–noun
1. a prehistoric cave dweller
Dictionary.com Unabridged (v 1.1), © Random House, Inc. 2006
-jargon (Commodore)
1. A curmudgeon attached to an obsolescent computing environment.
The Free On-line Dictionary of Computing, © 1993-2007 Denis Howe
I'm currently debating the value of the mobile phone. I'm waaaaay beyond the whole etiquette/ privacy thing. I'm not even questioning the validity of the mobile phone – Lord knows it's here to stay. What I'm debating is the value of the newer features.
Take the MP3 feature for instance. I love the idea of taking all the small, hand held bits of gadgetry and combining them into one gadget (that is easy to lose). I'm so down with the phone, the PDA and the MP3 player combo. What I *hate* about this fabulous MP3/phone combo is that people have figured out how to turn mobile phones into ghetto blasters. It's irritating to listen to Britney Spears – period. It's downright grating to listen to people shouting over Ms Spears while blasting it out of their phones. What on God's green earth is the point? There are so many dumb asses in the world and this new technology lets people advertise just how low their IQ really is. Charming.

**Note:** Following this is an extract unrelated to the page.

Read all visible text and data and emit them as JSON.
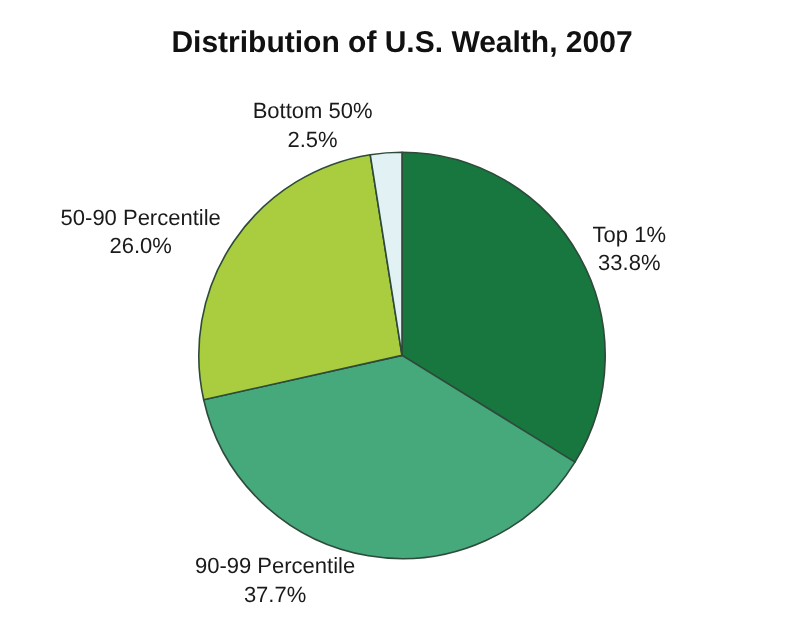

On the flip side, the video camera offers one of the coolest things I've seen regarding mobile technology to date. Until recently, I wasn't jazzed about the built-in video camera. I saw the ads on TV and promptly forgot them because it had no relevance to my life. I basically use my mobile as a pager/answering machine and appointment reminder. (Hence the troglodyte bit.) The deaf, however, have had worlds opened up to them because of new technology. IMs and text messaging has been an invaluable interface between hearing and non-hearing folks. But did you know that deaf people can use the video cams on their mobiles to talk to each other? Isn't that the coolest damn thing EVER? I was witness to this phenomenon one day on the trolley. I sat behind a kid who took a phone call from a woman who was probably his mother. It looked like they were having the typical "where are you…" convo with their hands. I tried not to stare, well, since eavesdropping is impolite, but I couldn't help it. I think in the end, she told him that I was "listening" since she could see me peeking over his shoulder on his video cam. It was pretty embarrassing to get caught like that, but who'd'a thunk? (Again, I must be a troglodyte if I'm not creative enough to think of these things myself.)
So typical of technology, there are pros and cons to every new feature and development. I'm a convert to the usefulness of the video cam (if not for me) and I loathe the mobile phone as a ghetto blaster. I just ask the developers of mobile phone technology to find a way to prevent downloads of crappy pop music to the mobile before I start smashing the damn things.